Worried that data on the devices might be being manipulated from afar, the agents powered them down. They seized 14 computers, 74 phones and some documents, according to court records obtained by CBC/Radio-Canada.

Uber's Quebec general manager at the time, Jean-Nicolas Guillemette, told the investigators that he had contacted engineers at the company's headquarters in San Francisco who had encrypted all the data remotely.

What happened in Montreal was far from an isolated incident, but a tactic Uber used to try to thwart authorities in cities where it was trying to establish its business, according to documents found in the Uber Files, a large new leak of internal records from the gig-economy company. 

The leaked records show how the company that launched itself as a luxury ride service in San Francisco in 2010 tried to surmount legal and political obstacles through a complex choreography of lobbying, cultivating influential allies, dodging authorities and ignoring the rules when they appeared inconvenient.

The leaked files contain 124,000 records, including 83,000 emails, iMessages and Whatsapp exchanges between Uber's most senior executives as well as memos, presentations and invoices.
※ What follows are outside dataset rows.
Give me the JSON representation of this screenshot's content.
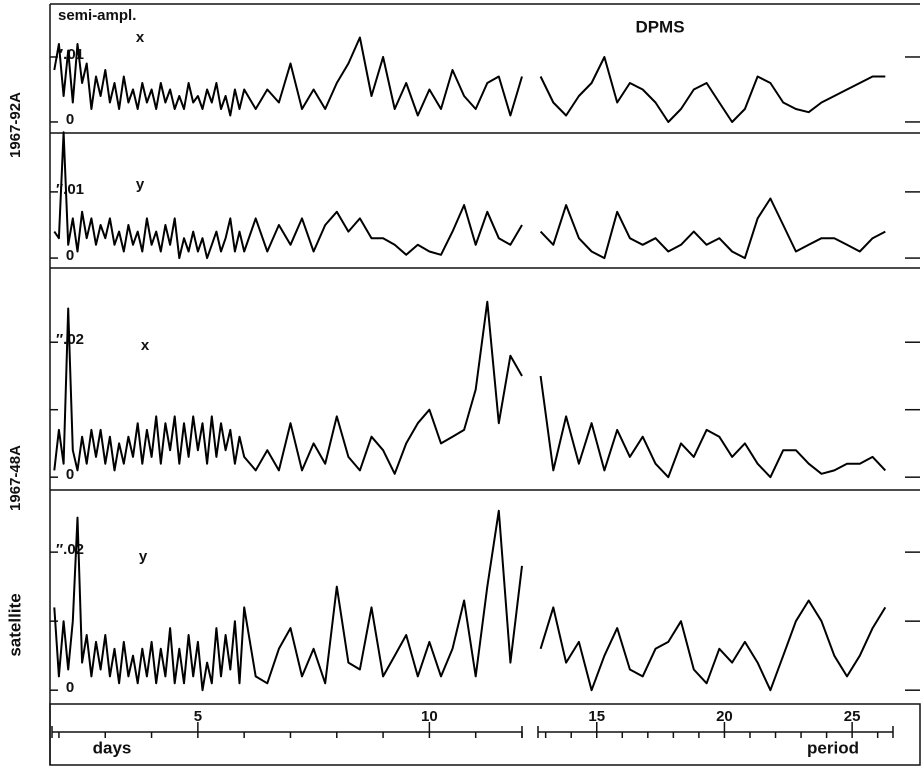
{
  "figure": {
    "title": "DPMS",
    "y_label": "semi-ampl.",
    "side_labels": [
      "1967-92A",
      "1967-48A",
      "satellite"
    ],
    "x_unit": "days",
    "x_label": "period"
  },
  "x_axis": {
    "xlim": [
      1.85,
      12.0
    ],
    "x2lim": [
      12.7,
      26.6
    ],
    "xticks": [
      5,
      10
    ],
    "x2ticks": [
      15,
      20,
      25
    ],
    "minor_xticks": [
      2,
      3,
      4,
      6,
      7,
      8,
      9,
      11,
      12
    ],
    "minor_x2ticks": [
      13,
      14,
      16,
      17,
      18,
      19,
      21,
      22,
      23,
      24,
      26
    ]
  },
  "chart_data": [
    {
      "type": "line",
      "label": "x",
      "color": "#000000",
      "ylim": [
        -0.0017,
        0.018
      ],
      "yticks": [
        0,
        {
          "value": 0.01,
          "label": "″.01"
        }
      ],
      "minor_yticks": [],
      "segments": [
        {
          "x": [
            1.9,
            2.0,
            2.1,
            2.2,
            2.3,
            2.4,
            2.5,
            2.6,
            2.7,
            2.8,
            2.9,
            3.0,
            3.1,
            3.2,
            3.3,
            3.4,
            3.5,
            3.6,
            3.7,
            3.8,
            3.9,
            4.0,
            4.1,
            4.2,
            4.3,
            4.4,
            4.5,
            4.6,
            4.7,
            4.8,
            4.9,
            5.0,
            5.1,
            5.2,
            5.3,
            5.4,
            5.5,
            5.6,
            5.7,
            5.8,
            5.9,
            6.0,
            6.25,
            6.5,
            6.75,
            7.0,
            7.25,
            7.5,
            7.75,
            8.0,
            8.25,
            8.5,
            8.75,
            9.0,
            9.25,
            9.5,
            9.75,
            10.0,
            10.25,
            10.5,
            10.75,
            11.0,
            11.25,
            11.5,
            11.75,
            12.0
          ],
          "values": [
            0.008,
            0.012,
            0.004,
            0.011,
            0.003,
            0.012,
            0.006,
            0.009,
            0.002,
            0.007,
            0.004,
            0.008,
            0.003,
            0.006,
            0.002,
            0.007,
            0.003,
            0.005,
            0.002,
            0.006,
            0.003,
            0.005,
            0.002,
            0.006,
            0.003,
            0.005,
            0.002,
            0.004,
            0.002,
            0.006,
            0.003,
            0.004,
            0.002,
            0.005,
            0.003,
            0.006,
            0.002,
            0.004,
            0.001,
            0.005,
            0.002,
            0.005,
            0.002,
            0.005,
            0.003,
            0.009,
            0.002,
            0.005,
            0.002,
            0.006,
            0.009,
            0.013,
            0.004,
            0.01,
            0.002,
            0.006,
            0.001,
            0.005,
            0.002,
            0.008,
            0.004,
            0.002,
            0.006,
            0.007,
            0.001,
            0.007
          ]
        },
        {
          "x": [
            12.8,
            13.3,
            13.8,
            14.3,
            14.8,
            15.3,
            15.8,
            16.3,
            16.8,
            17.3,
            17.8,
            18.3,
            18.8,
            19.3,
            19.8,
            20.3,
            20.8,
            21.3,
            21.8,
            22.3,
            22.8,
            23.3,
            23.8,
            24.3,
            24.8,
            25.3,
            25.8,
            26.3
          ],
          "values": [
            0.007,
            0.003,
            0.001,
            0.004,
            0.006,
            0.01,
            0.003,
            0.006,
            0.005,
            0.003,
            0,
            0.002,
            0.005,
            0.006,
            0.003,
            0,
            0.002,
            0.007,
            0.006,
            0.003,
            0.002,
            0.0015,
            0.003,
            0.004,
            0.005,
            0.006,
            0.007,
            0.007
          ]
        }
      ]
    },
    {
      "type": "line",
      "label": "y",
      "color": "#000000",
      "ylim": [
        -0.0015,
        0.0189
      ],
      "yticks": [
        0,
        {
          "value": 0.01,
          "label": "″.01"
        }
      ],
      "minor_yticks": [],
      "segments": [
        {
          "x": [
            1.9,
            2.0,
            2.1,
            2.2,
            2.3,
            2.4,
            2.5,
            2.6,
            2.7,
            2.8,
            2.9,
            3.0,
            3.1,
            3.2,
            3.3,
            3.4,
            3.5,
            3.6,
            3.7,
            3.8,
            3.9,
            4.0,
            4.1,
            4.2,
            4.3,
            4.4,
            4.5,
            4.6,
            4.7,
            4.8,
            4.9,
            5.0,
            5.1,
            5.2,
            5.3,
            5.4,
            5.5,
            5.6,
            5.7,
            5.8,
            5.9,
            6.0,
            6.25,
            6.5,
            6.75,
            7.0,
            7.25,
            7.5,
            7.75,
            8.0,
            8.25,
            8.5,
            8.75,
            9.0,
            9.25,
            9.5,
            9.75,
            10.0,
            10.25,
            10.5,
            10.75,
            11.0,
            11.25,
            11.5,
            11.75,
            12.0
          ],
          "values": [
            0.004,
            0.003,
            0.019,
            0.002,
            0.006,
            0.001,
            0.007,
            0.003,
            0.006,
            0.002,
            0.005,
            0.003,
            0.006,
            0.002,
            0.004,
            0.001,
            0.005,
            0.002,
            0.004,
            0.001,
            0.006,
            0.002,
            0.004,
            0.001,
            0.005,
            0.002,
            0.006,
            0,
            0.003,
            0.001,
            0.004,
            0.001,
            0.003,
            0,
            0.002,
            0.004,
            0.001,
            0.003,
            0.006,
            0.001,
            0.004,
            0.001,
            0.006,
            0.001,
            0.005,
            0.002,
            0.006,
            0.001,
            0.005,
            0.007,
            0.004,
            0.006,
            0.003,
            0.003,
            0.002,
            0.0005,
            0.002,
            0.001,
            0.0005,
            0.004,
            0.008,
            0.002,
            0.007,
            0.003,
            0.002,
            0.005
          ]
        },
        {
          "x": [
            12.8,
            13.3,
            13.8,
            14.3,
            14.8,
            15.3,
            15.8,
            16.3,
            16.8,
            17.3,
            17.8,
            18.3,
            18.8,
            19.3,
            19.8,
            20.3,
            20.8,
            21.3,
            21.8,
            22.3,
            22.8,
            23.3,
            23.8,
            24.3,
            24.8,
            25.3,
            25.8,
            26.3
          ],
          "values": [
            0.004,
            0.002,
            0.008,
            0.003,
            0.001,
            0,
            0.007,
            0.003,
            0.002,
            0.003,
            0.001,
            0.002,
            0.004,
            0.002,
            0.003,
            0.001,
            0,
            0.006,
            0.009,
            0.005,
            0.001,
            0.002,
            0.003,
            0.003,
            0.002,
            0.001,
            0.003,
            0.004
          ]
        }
      ]
    },
    {
      "type": "line",
      "label": "x",
      "color": "#000000",
      "ylim": [
        -0.0019,
        0.031
      ],
      "yticks": [
        0,
        {
          "value": 0.02,
          "label": "″.02"
        }
      ],
      "minor_yticks": [
        0.01
      ],
      "segments": [
        {
          "x": [
            1.9,
            2.0,
            2.1,
            2.2,
            2.3,
            2.4,
            2.5,
            2.6,
            2.7,
            2.8,
            2.9,
            3.0,
            3.1,
            3.2,
            3.3,
            3.4,
            3.5,
            3.6,
            3.7,
            3.8,
            3.9,
            4.0,
            4.1,
            4.2,
            4.3,
            4.4,
            4.5,
            4.6,
            4.7,
            4.8,
            4.9,
            5.0,
            5.1,
            5.2,
            5.3,
            5.4,
            5.5,
            5.6,
            5.7,
            5.8,
            5.9,
            6.0,
            6.25,
            6.5,
            6.75,
            7.0,
            7.25,
            7.5,
            7.75,
            8.0,
            8.25,
            8.5,
            8.75,
            9.0,
            9.25,
            9.5,
            9.75,
            10.0,
            10.25,
            10.5,
            10.75,
            11.0,
            11.25,
            11.5,
            11.75,
            12.0
          ],
          "values": [
            0.001,
            0.007,
            0.002,
            0.025,
            0.004,
            0.001,
            0.006,
            0.002,
            0.007,
            0.003,
            0.007,
            0.002,
            0.006,
            0.001,
            0.005,
            0.002,
            0.006,
            0.003,
            0.008,
            0.002,
            0.007,
            0.003,
            0.009,
            0.002,
            0.008,
            0.004,
            0.009,
            0.002,
            0.008,
            0.003,
            0.009,
            0.004,
            0.008,
            0.002,
            0.009,
            0.003,
            0.008,
            0.004,
            0.007,
            0.002,
            0.006,
            0.003,
            0.001,
            0.004,
            0.001,
            0.008,
            0.001,
            0.005,
            0.002,
            0.009,
            0.003,
            0.001,
            0.006,
            0.004,
            0.0005,
            0.005,
            0.008,
            0.01,
            0.005,
            0.006,
            0.007,
            0.013,
            0.026,
            0.008,
            0.018,
            0.015
          ]
        },
        {
          "x": [
            12.8,
            13.3,
            13.8,
            14.3,
            14.8,
            15.3,
            15.8,
            16.3,
            16.8,
            17.3,
            17.8,
            18.3,
            18.8,
            19.3,
            19.8,
            20.3,
            20.8,
            21.3,
            21.8,
            22.3,
            22.8,
            23.3,
            23.8,
            24.3,
            24.8,
            25.3,
            25.8,
            26.3
          ],
          "values": [
            0.015,
            0.001,
            0.009,
            0.002,
            0.008,
            0.001,
            0.007,
            0.003,
            0.006,
            0.002,
            0,
            0.005,
            0.003,
            0.007,
            0.006,
            0.003,
            0.005,
            0.002,
            0,
            0.004,
            0.004,
            0.002,
            0.0005,
            0.001,
            0.002,
            0.002,
            0.003,
            0.001
          ]
        }
      ]
    },
    {
      "type": "line",
      "label": "y",
      "color": "#000000",
      "ylim": [
        -0.002,
        0.029
      ],
      "yticks": [
        0,
        {
          "value": 0.02,
          "label": "″.02"
        }
      ],
      "minor_yticks": [
        0.01
      ],
      "segments": [
        {
          "x": [
            1.9,
            2.0,
            2.1,
            2.2,
            2.3,
            2.4,
            2.5,
            2.6,
            2.7,
            2.8,
            2.9,
            3.0,
            3.1,
            3.2,
            3.3,
            3.4,
            3.5,
            3.6,
            3.7,
            3.8,
            3.9,
            4.0,
            4.1,
            4.2,
            4.3,
            4.4,
            4.5,
            4.6,
            4.7,
            4.8,
            4.9,
            5.0,
            5.1,
            5.2,
            5.3,
            5.4,
            5.5,
            5.6,
            5.7,
            5.8,
            5.9,
            6.0,
            6.25,
            6.5,
            6.75,
            7.0,
            7.25,
            7.5,
            7.75,
            8.0,
            8.25,
            8.5,
            8.75,
            9.0,
            9.25,
            9.5,
            9.75,
            10.0,
            10.25,
            10.5,
            10.75,
            11.0,
            11.25,
            11.5,
            11.75,
            12.0
          ],
          "values": [
            0.012,
            0.002,
            0.01,
            0.003,
            0.01,
            0.025,
            0.004,
            0.008,
            0.002,
            0.007,
            0.003,
            0.008,
            0.002,
            0.006,
            0.001,
            0.007,
            0.002,
            0.005,
            0.001,
            0.006,
            0.002,
            0.007,
            0.001,
            0.006,
            0.002,
            0.009,
            0.001,
            0.006,
            0.001,
            0.008,
            0.002,
            0.007,
            0,
            0.004,
            0.001,
            0.009,
            0.002,
            0.008,
            0.003,
            0.01,
            0.001,
            0.012,
            0.002,
            0.001,
            0.006,
            0.009,
            0.002,
            0.006,
            0.001,
            0.015,
            0.004,
            0.003,
            0.012,
            0.002,
            0.005,
            0.008,
            0.002,
            0.007,
            0.002,
            0.006,
            0.013,
            0.002,
            0.015,
            0.026,
            0.004,
            0.018
          ]
        },
        {
          "x": [
            12.8,
            13.3,
            13.8,
            14.3,
            14.8,
            15.3,
            15.8,
            16.3,
            16.8,
            17.3,
            17.8,
            18.3,
            18.8,
            19.3,
            19.8,
            20.3,
            20.8,
            21.3,
            21.8,
            22.3,
            22.8,
            23.3,
            23.8,
            24.3,
            24.8,
            25.3,
            25.8,
            26.3
          ],
          "values": [
            0.006,
            0.012,
            0.004,
            0.007,
            0,
            0.005,
            0.009,
            0.003,
            0.002,
            0.006,
            0.007,
            0.01,
            0.003,
            0.001,
            0.006,
            0.004,
            0.007,
            0.004,
            0,
            0.005,
            0.01,
            0.013,
            0.01,
            0.005,
            0.002,
            0.005,
            0.009,
            0.012
          ]
        }
      ]
    }
  ]
}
The records, spanning from 2013 to 2017, shed light on a period when Uber was aggressively expanding and operating illegally by ignoring taxi regulations in many cities around the world, including in Canada. 

The files were leaked to The Guardian and shared with the Washington-based International Consortium of Investigative Journalists, a non-profit newsroom and network of journalists whose media partners include CBC/Radio-Canada, the Toronto Star, the Washington Post, the BBC and Le Monde.

In a statement to the ICIJ, Jill Hazelbaker, a spokeswoman for Uber, acknowledged "mistakes" and "missteps" that culminated five years ago in "one of the most infamous reckonings in the history of corporate America," but that the company had changed its practices since 2017. 

The leaked files reveal that a "kill switch," as it was referred to internally, and an encryption software were also deployed in France, the Netherlands, Hungary, Romania and India, as government authorities raided company offices to enforce tax, transportation and other laws.

The "kill switch" would remotely cut access to the company servers located in San Francisco and prevent government authorities from getting company files while local staff would still appear to be collaborating with investigators. 

According to a 2015 leaked email from a legal director for Uber in western Europe, the company was particularly concerned that authorities could get access to their list of drivers, making it "much easier for the taxman, regulators and police to terrify our supply" and enforce against it. "If we hand over the driver list, our goose may be cooked," he added.

In one of the first such uses of the kill switch that shows up in the leak, when France's competition and consumer agency raided the company's Paris offices in November 2014, Uber's European legal director at the time sent out an email titled "Kill Paris access now" at 3:14 p.m. local time. Thirteen minutes later, an engineering manager wrote back: "Done now." 

During a July 2015 raid by the French tax agency, Mark MacGann, the top Uber lobbyist in Europe, advised Thibauld Simphal, then head of Uber France, that employees play dumb when the kill switch is activated, according to leaked text messages.